1. Field of the Invention
This invention relates to an encoder for detecting the absolute position on a topographic surface of an element.
2. Description of the Related Art
Position encoders are used to accurately determine a position on a surface of an element of a device or system. Position encoders may measure relative or absolute position. A relative position encoder provides position information indicating the change from a prior position, while an absolute position encoder provides absolute position information indicating a specific position regardless of prior position. Position encoders are used in automated manufacturing, gimbaled systems, and elsewhere when accurate positional information is desired. In gimbaled-camera systems, for example, absolute position encoders may be used for accurate line-of-sight reconstruction in guidance.
Some conventional position encoders place encoder tracks (patterns of alternating dark and light surfaces) on the surface of the element. Detectors sense light reflected off the pattern due to relative motion of the element and detector. A simple count of the alternating pattern may provide relative motion. Absolute position may be determined via an initial calibration.
Some position encoders use separate encoder tracks for each bit of a Grey code, in which only one bit of the code changes at a time. Detectors are used to detect which bit changes to determine a position. One problem with this arrangement is that higher resolution requires a high number of separate encoder tracks. Another problem is that this arrangement is highly sensitive to contamination, which results in erroneous position information.
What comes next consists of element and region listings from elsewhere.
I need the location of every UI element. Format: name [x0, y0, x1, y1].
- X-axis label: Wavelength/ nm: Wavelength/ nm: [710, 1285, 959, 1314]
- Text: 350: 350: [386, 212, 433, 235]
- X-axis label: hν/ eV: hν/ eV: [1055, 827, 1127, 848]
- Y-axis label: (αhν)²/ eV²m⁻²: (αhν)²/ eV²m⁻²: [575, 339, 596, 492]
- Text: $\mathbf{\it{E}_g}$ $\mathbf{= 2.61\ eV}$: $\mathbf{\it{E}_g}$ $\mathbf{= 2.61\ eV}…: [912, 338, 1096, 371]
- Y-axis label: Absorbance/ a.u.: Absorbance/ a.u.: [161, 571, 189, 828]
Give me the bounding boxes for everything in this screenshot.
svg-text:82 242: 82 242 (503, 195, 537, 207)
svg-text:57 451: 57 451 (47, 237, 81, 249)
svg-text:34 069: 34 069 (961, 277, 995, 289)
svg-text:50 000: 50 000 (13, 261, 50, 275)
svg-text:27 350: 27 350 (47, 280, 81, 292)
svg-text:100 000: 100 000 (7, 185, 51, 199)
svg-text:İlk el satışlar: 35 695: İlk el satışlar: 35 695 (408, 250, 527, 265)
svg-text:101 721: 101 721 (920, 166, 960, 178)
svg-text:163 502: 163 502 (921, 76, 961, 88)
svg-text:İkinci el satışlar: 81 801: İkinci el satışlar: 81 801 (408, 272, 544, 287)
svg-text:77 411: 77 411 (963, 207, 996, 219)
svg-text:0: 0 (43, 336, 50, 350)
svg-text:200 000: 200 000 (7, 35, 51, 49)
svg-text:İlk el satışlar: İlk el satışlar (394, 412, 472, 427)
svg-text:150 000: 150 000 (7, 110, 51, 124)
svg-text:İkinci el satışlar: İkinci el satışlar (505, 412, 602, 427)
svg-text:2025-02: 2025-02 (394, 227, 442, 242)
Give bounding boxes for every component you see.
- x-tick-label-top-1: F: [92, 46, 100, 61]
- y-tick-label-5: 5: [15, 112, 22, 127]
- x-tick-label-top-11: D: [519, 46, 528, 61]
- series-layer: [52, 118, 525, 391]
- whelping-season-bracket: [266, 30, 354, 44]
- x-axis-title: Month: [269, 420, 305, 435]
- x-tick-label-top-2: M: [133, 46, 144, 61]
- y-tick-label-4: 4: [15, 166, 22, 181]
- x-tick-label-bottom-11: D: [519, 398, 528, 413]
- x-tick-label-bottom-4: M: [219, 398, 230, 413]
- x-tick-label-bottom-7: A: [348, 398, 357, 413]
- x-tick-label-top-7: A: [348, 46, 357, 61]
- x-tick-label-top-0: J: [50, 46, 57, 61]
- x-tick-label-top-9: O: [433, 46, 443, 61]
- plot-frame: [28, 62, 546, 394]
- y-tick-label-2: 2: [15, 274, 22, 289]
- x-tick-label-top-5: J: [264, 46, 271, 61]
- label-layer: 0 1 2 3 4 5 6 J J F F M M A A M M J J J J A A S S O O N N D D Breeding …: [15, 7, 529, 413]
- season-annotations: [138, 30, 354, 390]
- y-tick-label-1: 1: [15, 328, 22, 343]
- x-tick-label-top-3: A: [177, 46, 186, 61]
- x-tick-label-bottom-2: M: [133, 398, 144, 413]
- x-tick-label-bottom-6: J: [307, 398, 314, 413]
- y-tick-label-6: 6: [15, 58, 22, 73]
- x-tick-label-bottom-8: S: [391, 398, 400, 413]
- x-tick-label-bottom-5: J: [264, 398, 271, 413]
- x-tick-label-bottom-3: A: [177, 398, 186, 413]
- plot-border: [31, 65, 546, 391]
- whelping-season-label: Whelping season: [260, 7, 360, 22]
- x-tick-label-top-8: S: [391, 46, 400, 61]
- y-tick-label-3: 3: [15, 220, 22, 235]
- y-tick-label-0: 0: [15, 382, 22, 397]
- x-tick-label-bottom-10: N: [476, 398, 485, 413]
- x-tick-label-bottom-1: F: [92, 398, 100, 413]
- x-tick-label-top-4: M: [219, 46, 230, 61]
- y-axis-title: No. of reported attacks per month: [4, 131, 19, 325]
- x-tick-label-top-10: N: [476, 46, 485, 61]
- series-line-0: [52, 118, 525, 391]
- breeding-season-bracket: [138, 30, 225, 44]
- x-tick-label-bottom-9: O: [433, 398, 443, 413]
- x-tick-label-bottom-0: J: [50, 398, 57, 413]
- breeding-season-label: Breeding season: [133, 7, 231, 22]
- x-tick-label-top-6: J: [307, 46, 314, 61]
U.S. patent pub. No. 2004/0173735 entitled “Absolute Incremental Position Encoder and Method” describes a position encoder that detects bit-width transitions from a sequence having a plurality of unique subsequences. In embodiments, the position encoder may use a single track encoded with a pattern of bit-widths in accordance with the sequence. The sequence may be a pseudo-random noise (PRN) sequence or other sequence having unique subsequences. In one embodiment, sensors detect transitions between the bit-widths as the track moves to provide in-phase and quadrature-phase pick-off signals. When a PRN sequence is used having a length of 2N bits, the position of the track may be an absolute position when the number of transitions between the bit-widths detected by the sensors is at least N. The position may be an incremental position when the number of transitions between bit-widths detected by the sensors is less than N. In one embodiment, each bit-width encoded on the track has either a first width or a second width determined by the sequence. The first width may represent the “ones” in the sequence and the second width may represent the “zeroes” in the sequence. The pattern on the track may be a pattern of alternating dark and light portions having the bit-widths encoded in accordance with bits of the sequence, and the first- and second sensors may be optical sensors positioned to have overlapping fields of view.